Contamination with microplastic (MP) is a problem on a global scale. Even so, there is no accepted method for determining MP concentrations in rivers, which are where most MPs enter the ocean.
This results in arbitrary sampling and incorrect evaluations.
The right number of samples should now be taken to accurately measure the concentration of MP in freshwater, according to a method that researchers have recently proposed.
The technique could significantly cut down on the time and resources needed for MP surveys.
Improvement of microplastic concentration
(Photo : Sören Funk/Unsplash)
(Photo : Sören Funk/Unsplash)
In a recent study that was published in the journal Environmental Pollution, Dr. Mamoru Tanaka, Professor Yasuo Nihei, Associate Professor Tomoya Kataoka, and others from Tokyo University of Science and Ehime University, Japan, improved the estimation of the MP concentration by taking the variability in estimations from various samples into account, as per ScienceDaily.
The variance can be used to calculate the number of samples that should be taken to accurately represent MP contamination.
According to Dr. Tanaka, they have proposed a procedure for determining the right amount of iterations in each contamination situation for an on-site sampling of microplastics.
The variance can also reveal information about the distribution of MPs within the waterbody.
The variances between samples, for instance, would be minimal if they were evenly distributed throughout the river.
On the other hand, a high variance would suggest a clumped distribution that is not uniform.
The researchers used a different technique meant for zooplankton to assess the inter-sample variances in MP concentration.

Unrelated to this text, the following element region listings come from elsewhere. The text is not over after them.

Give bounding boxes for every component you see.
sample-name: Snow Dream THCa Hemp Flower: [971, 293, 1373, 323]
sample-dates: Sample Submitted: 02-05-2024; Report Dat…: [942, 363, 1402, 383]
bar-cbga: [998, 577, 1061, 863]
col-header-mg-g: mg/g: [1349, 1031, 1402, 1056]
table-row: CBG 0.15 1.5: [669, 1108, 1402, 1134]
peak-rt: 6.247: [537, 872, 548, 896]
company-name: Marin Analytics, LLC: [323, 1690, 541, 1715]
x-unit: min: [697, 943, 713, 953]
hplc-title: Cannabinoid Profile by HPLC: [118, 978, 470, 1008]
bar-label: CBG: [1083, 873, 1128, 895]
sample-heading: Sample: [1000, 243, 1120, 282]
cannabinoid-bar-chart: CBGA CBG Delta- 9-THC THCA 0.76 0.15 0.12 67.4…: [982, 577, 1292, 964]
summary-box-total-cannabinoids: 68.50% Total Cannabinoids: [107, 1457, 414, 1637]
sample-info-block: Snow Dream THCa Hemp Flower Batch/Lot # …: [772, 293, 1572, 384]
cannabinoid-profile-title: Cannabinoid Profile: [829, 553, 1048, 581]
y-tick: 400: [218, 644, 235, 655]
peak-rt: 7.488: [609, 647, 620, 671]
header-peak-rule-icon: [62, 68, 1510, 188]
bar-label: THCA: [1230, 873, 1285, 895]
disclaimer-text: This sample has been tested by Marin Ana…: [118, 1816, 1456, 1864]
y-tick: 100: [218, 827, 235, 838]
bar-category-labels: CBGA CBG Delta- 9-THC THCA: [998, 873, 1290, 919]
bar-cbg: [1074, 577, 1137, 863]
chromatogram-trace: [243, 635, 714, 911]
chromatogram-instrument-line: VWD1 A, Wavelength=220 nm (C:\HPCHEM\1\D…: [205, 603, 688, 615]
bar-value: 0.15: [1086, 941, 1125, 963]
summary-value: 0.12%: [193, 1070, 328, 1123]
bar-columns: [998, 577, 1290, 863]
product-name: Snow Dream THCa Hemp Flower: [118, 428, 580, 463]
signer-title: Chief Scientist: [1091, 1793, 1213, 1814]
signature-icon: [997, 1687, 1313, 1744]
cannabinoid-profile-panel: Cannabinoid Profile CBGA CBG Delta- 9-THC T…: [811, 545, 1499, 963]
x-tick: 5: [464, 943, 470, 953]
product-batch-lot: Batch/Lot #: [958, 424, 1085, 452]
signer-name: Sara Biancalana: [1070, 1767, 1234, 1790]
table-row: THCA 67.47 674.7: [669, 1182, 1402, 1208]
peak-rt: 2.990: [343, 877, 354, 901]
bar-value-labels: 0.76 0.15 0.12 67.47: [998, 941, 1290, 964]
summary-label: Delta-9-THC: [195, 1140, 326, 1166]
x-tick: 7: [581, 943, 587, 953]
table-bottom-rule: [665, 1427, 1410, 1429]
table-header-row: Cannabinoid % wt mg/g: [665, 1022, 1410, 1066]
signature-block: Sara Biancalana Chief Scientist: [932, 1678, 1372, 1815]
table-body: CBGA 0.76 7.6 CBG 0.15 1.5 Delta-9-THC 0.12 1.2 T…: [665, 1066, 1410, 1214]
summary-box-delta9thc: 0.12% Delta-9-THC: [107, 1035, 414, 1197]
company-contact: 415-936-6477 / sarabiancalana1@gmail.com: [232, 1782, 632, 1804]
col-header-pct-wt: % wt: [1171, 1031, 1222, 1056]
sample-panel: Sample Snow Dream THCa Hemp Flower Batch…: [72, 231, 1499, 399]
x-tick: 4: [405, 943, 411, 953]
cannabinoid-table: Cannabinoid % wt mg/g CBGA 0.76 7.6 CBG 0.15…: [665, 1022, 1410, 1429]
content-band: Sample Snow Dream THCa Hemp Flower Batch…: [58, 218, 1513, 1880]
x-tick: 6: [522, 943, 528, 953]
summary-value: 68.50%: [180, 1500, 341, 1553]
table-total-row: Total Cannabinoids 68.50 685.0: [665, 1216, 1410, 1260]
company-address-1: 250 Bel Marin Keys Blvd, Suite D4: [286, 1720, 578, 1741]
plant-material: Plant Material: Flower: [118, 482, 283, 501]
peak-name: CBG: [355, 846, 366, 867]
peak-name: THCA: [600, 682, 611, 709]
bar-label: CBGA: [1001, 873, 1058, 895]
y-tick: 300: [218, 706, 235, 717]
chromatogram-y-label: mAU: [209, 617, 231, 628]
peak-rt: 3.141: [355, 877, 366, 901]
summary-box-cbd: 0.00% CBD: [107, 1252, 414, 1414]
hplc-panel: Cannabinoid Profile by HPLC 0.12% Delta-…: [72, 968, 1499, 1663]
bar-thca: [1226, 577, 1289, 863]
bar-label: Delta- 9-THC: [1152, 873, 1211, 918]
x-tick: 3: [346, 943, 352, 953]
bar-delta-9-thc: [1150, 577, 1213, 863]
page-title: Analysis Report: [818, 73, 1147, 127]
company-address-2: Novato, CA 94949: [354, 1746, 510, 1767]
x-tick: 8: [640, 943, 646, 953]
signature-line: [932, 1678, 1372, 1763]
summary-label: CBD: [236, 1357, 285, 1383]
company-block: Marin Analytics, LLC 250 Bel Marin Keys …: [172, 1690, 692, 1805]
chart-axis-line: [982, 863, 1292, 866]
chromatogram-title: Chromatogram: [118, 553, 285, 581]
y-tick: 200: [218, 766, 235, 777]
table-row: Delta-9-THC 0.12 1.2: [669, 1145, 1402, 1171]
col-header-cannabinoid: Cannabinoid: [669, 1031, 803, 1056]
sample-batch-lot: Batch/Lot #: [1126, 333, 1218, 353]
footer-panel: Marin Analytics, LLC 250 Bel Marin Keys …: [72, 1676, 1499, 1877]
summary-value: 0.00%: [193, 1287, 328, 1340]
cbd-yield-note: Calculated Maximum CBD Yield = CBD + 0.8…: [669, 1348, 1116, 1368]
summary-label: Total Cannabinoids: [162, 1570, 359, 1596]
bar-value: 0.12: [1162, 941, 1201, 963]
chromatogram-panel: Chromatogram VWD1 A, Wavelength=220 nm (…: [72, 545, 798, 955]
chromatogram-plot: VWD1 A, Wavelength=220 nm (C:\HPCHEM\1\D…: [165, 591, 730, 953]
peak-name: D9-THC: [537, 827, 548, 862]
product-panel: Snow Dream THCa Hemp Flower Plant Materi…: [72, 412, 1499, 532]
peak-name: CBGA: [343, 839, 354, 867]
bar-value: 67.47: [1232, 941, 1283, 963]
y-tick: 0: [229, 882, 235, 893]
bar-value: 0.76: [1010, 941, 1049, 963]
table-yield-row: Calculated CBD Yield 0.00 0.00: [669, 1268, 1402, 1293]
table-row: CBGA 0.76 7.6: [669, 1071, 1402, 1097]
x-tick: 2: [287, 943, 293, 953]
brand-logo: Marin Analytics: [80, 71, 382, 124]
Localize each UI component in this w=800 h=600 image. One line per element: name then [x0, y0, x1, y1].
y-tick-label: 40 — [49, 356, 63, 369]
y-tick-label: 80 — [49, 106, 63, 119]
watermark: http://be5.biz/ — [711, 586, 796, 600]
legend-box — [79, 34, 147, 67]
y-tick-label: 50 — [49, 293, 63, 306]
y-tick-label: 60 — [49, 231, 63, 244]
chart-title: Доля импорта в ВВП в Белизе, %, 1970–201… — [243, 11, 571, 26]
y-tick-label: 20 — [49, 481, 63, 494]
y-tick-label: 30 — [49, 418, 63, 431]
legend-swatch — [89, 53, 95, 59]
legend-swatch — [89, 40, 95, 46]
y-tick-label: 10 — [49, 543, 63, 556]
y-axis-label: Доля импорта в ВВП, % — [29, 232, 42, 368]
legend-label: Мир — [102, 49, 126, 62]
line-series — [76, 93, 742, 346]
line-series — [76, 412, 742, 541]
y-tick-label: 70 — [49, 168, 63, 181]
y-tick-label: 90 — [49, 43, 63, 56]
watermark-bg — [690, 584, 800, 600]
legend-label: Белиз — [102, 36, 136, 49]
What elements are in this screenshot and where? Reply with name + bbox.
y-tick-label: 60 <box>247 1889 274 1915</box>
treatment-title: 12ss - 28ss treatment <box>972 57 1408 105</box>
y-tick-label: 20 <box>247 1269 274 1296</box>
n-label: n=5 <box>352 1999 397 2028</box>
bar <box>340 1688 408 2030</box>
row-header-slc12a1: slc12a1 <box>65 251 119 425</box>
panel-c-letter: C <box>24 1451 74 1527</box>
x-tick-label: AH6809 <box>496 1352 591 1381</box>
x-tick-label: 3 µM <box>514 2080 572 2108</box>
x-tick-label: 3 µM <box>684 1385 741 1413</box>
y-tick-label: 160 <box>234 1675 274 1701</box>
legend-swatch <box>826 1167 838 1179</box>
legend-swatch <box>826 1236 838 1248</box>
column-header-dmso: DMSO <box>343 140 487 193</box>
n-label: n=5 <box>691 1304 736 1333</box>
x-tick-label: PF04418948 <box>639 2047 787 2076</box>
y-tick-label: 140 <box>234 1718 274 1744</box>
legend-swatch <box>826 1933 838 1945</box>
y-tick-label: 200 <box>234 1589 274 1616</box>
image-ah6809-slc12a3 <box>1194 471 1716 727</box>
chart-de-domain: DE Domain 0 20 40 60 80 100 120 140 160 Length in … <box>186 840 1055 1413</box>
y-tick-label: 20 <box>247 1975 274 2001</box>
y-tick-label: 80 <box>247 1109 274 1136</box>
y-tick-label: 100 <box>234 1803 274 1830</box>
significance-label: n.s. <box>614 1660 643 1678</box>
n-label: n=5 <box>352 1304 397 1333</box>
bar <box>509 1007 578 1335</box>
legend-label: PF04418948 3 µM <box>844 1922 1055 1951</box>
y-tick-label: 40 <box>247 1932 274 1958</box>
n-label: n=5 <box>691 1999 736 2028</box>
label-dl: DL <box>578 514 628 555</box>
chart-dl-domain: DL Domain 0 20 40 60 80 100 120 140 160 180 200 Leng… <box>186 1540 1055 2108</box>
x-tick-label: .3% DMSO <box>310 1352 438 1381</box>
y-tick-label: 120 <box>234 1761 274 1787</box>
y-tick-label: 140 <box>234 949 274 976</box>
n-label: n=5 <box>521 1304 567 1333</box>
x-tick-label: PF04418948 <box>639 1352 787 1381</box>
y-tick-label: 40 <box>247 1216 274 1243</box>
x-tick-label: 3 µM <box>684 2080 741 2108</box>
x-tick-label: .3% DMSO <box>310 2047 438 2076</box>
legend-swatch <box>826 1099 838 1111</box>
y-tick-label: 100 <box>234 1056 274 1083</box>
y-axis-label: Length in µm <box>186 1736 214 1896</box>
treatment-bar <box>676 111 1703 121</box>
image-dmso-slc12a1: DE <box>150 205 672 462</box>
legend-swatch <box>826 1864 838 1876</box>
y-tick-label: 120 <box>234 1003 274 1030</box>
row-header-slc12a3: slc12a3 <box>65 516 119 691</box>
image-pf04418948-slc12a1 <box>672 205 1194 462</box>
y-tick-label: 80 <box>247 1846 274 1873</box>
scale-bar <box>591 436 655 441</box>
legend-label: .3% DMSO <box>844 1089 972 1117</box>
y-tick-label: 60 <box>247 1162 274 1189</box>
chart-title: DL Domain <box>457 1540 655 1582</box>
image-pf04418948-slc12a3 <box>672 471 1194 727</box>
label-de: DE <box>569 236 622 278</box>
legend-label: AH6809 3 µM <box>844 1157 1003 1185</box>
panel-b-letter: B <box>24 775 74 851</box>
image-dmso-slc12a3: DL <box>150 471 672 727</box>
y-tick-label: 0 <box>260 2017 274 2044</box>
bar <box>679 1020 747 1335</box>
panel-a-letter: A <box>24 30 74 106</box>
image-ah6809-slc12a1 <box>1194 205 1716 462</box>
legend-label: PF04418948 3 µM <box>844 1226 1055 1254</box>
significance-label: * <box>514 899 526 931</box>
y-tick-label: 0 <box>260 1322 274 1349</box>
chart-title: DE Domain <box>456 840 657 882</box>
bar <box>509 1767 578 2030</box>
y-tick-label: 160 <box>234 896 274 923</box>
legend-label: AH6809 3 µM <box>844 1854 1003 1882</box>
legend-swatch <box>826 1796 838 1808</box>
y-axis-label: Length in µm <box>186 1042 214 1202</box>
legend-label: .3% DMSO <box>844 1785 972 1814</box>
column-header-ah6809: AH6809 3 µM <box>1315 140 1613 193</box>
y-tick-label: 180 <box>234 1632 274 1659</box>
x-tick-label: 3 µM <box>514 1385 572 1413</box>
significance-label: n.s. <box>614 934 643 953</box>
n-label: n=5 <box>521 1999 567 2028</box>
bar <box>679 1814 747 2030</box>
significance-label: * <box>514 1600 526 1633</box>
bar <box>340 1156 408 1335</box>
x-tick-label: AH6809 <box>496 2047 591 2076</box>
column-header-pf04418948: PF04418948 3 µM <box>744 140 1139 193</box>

Most importantly, the team discovered that two replicate samples are adequate at high MP concentrations to accurately measure the MP concentrations.
In conditions with high concentrations of much more than 3 particles/m3, they discovered that the mean of two replicates retained sufficient precision of less than 30%, according to Dr. Tanaka.
Possible harm of microplastics
Although the majority of studies have concentrated on the risks to marine life, scientists have been concerned about the potential harms of microplastics for almost 20 years, as per Nature.
The term was created in 2004 by marine ecologist Richard Thompson of the University of Plymouth in the UK to describe plastic fragments that were smaller than 5 millimeters after his team discovered them on British beaches.
Since then, scientists have discovered microplastics everywhere they have looked: in the deep oceans, in the snow and ice of the Arctic and Antarctic, in shellfish, table salt, water, beer, and in the air or in the rain that falls over mountains and cities.
The full degradation of these tiny pieces might take decades or longer.
According to Tamara Galloway, an ecotoxicologist at the University of Exeter, UK, almost all species probably have some level of exposure.
The larger microplastics are more likely to harm, if any, through chemical toxicity.
Another hypothesis is that environmental microplastics may draw chemical pollutants, which they then transmit to animals through their diet.
Animals ingest pollutants from water and food anyway, so it’s possible that, if mostly uncontaminated when swallowed, plastic specks could assist in removing pollutants from animal guts.
When it comes to marine organisms, at least, the most basic mode of harm may be that the organisms swallow plastic particles that have no nutritional value and don’t consume sufficient food to survive.